Royal Dutch Shell is set to confirm underlying performance continued to improve in the second quarter of 2017 despite low oil prices when it reveals its first-half results on Thursday.
Europe's largest oil and gas firm is expected to show weaker quarter-on-quarter upstream earnings, because of the recent downturn in oil prices to below $50 a barrel and seasonally weaker production, but earnings should still be in positive territory for the fourth quarter in a row, said analysts at Panmure Gordon.
Reported earnings are forecast to reflect a hefty charge for identified items, which Panmure estimated at $1.3bn (£1bn), including a charge for the the Corrib disposal that was announced last week.

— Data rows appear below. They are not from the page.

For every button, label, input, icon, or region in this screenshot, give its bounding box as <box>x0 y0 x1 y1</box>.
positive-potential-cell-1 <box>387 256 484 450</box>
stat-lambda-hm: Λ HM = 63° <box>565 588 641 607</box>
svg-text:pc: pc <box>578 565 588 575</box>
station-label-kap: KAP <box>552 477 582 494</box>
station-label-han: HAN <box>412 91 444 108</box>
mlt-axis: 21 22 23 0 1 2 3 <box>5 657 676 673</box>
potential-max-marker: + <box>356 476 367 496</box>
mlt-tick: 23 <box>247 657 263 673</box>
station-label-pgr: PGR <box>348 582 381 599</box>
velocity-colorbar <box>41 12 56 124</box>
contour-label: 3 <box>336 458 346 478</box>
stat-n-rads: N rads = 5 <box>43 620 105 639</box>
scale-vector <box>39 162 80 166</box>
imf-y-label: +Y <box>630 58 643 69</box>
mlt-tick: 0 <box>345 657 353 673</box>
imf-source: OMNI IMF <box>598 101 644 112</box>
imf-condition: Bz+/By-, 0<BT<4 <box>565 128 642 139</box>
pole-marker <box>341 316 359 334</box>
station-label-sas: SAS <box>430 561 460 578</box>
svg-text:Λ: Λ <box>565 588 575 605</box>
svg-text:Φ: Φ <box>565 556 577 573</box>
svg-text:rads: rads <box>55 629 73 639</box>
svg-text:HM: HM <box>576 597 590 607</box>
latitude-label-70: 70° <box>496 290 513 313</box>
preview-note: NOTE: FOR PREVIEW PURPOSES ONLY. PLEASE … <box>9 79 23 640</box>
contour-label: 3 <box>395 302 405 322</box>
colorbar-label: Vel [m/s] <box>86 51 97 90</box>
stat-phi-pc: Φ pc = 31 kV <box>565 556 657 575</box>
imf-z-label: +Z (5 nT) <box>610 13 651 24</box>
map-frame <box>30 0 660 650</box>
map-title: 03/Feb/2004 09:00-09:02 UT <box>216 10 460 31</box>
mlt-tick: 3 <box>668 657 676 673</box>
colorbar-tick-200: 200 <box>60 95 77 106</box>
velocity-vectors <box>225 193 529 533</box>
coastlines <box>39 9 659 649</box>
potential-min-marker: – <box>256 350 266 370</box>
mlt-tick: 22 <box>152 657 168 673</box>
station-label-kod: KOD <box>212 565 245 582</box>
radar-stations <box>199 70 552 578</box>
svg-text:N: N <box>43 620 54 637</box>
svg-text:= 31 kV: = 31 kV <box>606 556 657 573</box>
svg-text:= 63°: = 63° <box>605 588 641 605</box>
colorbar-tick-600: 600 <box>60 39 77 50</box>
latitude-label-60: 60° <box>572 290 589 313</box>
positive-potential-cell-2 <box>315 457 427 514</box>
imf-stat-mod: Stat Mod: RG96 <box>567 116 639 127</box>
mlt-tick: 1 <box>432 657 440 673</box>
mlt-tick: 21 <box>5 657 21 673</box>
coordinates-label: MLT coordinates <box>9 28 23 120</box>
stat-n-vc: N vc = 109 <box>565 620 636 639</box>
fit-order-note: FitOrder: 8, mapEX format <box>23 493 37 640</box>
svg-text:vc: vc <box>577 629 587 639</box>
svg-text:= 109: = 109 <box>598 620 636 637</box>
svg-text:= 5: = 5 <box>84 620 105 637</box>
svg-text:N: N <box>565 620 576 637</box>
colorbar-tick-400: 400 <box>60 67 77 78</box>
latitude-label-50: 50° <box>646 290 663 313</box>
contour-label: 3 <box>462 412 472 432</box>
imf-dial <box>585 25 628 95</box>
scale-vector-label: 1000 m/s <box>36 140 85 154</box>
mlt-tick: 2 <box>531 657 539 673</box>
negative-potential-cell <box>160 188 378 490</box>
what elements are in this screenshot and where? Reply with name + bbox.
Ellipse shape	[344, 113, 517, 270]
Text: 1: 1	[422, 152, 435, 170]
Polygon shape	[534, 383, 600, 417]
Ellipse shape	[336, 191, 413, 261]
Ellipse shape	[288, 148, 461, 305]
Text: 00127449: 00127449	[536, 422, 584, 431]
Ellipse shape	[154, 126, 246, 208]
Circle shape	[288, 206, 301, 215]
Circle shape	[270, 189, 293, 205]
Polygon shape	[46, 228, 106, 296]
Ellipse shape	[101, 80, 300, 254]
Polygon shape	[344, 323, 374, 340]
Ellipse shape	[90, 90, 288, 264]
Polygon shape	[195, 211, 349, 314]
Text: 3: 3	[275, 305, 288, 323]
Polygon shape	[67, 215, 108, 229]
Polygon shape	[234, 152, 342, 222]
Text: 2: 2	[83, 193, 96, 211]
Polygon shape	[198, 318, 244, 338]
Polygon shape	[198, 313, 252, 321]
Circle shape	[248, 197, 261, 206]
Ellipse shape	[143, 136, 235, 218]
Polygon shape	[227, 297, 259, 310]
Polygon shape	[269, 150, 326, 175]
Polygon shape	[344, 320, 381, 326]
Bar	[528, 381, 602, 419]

The Anglo-Dutch company is halfway through a three-year, $30bn divestment programme to cut debt following its acquisition of BG Group. So far, it has announced deals valued at more than $20bn, and analysts said proceeds from the company's disposals are set to ramp up in the second quarter.
The FTSE 100-listed oil major is expected to receive cash disposal proceeds of around $7.5bn.
"We forecast organic cash flow to comfortably cover cash dividend and capital expenditure, so the flood of cash from disposals should help drive a notable 2.6 per cent quarter-on-quarter reduction in gearing, taking gearing below 25 per cent for the first time since the acquisition of BG at the start of 2016," said Colin Smith, equity researcher at Panmure.